By Angela Denstad Stigeler
While a cup of tea can—and often does—stand alone, it’s much more cheerful when surrounded by a tray-full of accoutrements: the sugar bowl, the creamer, the saucers, the crumpets. And the generously-laden tea tray should, in turn, be surrounded by cheerful faces, all pausing in the midst of their various pursuits, to collaboratively enjoy a small repast. Tea, as an event, is a joyful little snack which carries none of the obligation of breakfast or dinner, none of the hurry or necessity of lunch. Tea is a tiny luxury, a brief leisure. No wonder it’s the most-often served ‘pretend meal’ of childhood play.
But what of those crumpets? If you’d like some for real, they’re simple enough to prepare. The original inspiration for the ‘English muffin’, crumpets are yeasted griddle breads with admirable holes which hold astonishing amounts of whatever you choose to spread on them. Unlike the English muffin, you shouldn’t need to split them, as the holes should break through the surface as they bake. If your batter is too thick or your griddle too cool and they bake up solid on top, you can simply cut them in half before toasting. The holes will be there.

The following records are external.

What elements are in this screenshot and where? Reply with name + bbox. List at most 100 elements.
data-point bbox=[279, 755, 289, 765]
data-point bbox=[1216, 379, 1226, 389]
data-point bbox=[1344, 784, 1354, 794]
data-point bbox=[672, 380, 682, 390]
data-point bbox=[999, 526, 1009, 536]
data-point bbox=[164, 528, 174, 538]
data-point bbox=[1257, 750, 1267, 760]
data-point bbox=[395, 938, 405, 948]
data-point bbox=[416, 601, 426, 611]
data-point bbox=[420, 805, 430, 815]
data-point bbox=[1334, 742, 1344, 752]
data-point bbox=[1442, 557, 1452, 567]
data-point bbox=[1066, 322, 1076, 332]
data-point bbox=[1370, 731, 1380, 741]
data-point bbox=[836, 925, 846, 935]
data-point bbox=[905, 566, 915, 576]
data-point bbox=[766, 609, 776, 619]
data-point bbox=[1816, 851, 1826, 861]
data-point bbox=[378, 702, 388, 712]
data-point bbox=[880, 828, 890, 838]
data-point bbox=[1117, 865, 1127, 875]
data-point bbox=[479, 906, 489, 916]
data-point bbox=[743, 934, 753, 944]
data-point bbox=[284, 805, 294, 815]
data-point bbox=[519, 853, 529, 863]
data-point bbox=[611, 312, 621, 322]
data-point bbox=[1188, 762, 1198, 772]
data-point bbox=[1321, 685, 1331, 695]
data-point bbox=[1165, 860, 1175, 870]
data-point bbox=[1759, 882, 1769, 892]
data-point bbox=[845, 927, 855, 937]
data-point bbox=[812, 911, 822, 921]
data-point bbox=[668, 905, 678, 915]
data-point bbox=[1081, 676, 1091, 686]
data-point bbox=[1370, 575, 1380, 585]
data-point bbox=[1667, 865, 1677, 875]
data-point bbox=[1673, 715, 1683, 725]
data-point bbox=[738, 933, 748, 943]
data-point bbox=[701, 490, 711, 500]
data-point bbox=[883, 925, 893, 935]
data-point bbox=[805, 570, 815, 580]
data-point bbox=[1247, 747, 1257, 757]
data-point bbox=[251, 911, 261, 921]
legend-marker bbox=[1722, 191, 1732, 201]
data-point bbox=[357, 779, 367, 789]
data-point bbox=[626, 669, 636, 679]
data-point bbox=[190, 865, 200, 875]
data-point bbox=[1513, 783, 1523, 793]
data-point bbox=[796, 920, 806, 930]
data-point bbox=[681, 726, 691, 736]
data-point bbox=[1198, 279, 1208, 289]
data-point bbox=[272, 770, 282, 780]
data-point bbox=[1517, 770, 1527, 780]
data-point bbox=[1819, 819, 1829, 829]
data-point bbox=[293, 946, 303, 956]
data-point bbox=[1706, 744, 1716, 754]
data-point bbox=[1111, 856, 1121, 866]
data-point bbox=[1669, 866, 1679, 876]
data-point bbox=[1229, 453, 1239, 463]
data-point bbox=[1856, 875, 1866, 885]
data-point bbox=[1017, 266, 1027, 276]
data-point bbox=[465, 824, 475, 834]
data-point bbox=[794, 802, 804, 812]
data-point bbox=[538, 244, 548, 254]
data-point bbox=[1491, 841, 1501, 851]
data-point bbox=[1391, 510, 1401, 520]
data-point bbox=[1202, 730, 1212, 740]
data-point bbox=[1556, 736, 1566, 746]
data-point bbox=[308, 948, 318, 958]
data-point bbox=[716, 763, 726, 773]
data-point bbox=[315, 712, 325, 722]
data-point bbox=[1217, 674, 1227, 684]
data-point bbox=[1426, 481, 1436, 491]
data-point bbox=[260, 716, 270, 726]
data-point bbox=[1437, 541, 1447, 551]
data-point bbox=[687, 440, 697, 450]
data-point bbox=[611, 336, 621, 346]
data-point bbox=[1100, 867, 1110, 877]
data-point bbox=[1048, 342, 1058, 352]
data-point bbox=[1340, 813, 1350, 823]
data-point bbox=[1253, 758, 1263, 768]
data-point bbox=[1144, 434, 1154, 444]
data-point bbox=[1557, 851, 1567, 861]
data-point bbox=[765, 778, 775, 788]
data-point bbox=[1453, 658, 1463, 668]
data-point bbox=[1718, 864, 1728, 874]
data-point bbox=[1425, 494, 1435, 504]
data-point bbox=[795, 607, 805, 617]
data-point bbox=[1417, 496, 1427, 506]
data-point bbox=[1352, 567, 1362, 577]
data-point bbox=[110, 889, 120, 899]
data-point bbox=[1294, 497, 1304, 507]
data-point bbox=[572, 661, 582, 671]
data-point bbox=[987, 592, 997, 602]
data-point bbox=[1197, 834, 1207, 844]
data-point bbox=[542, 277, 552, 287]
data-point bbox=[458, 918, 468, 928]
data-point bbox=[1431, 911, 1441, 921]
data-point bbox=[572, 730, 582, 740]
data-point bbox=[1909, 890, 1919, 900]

If it’s been awhile since mom had a true tea party, why not indulge her this Mother’s Day weekend? Dust off the good cups, butter up some crumpets—remember, they should be liberally spread with sweet butter and jam—and let your teaspoons recall their purpose.
1/2 cup milk
1/2 cup water
2 1/4 teaspoons (1 packet) active dry yeast
1 teaspoon granulated sugar
1/2 teaspoon salt
1 3/4 cups all-purpose flour
1/4 teaspoon baking soda, dissolved in 1 tablespoon hot water
8 to 10 buttered flan rings or wide-mouth canning bands
Combine the milk and water in a small saucepan; heat until lukewarm, about 110 degrees. Add the yeast and sugar and let sit for 5 minutes, or until bubbly.
In a large bowl, whisk together the salt and flour. Add the yeast mixture and beat with a wooden spoon for several minutes, until smooth. Let the batter rise until doubled in bulk and slightly bubbly, about an hour. Beat the dissolved soda into the batter and let it rise again briefly, while you prepare the rings.
Heat a griddle or large frying pan over medium-hot heat. Position the buttered rings in the pan and let them heat. Spread the batter into the rings to a depth of about 1/2-inch. Cook until dry and bubbly on top, 8-10 minutes. Remove the rings, turn the crumpets and cook briefly on the other side. Transfer to a rack to cool. Toast and butter the crumpets and serve warm with jam, honey or other preserves.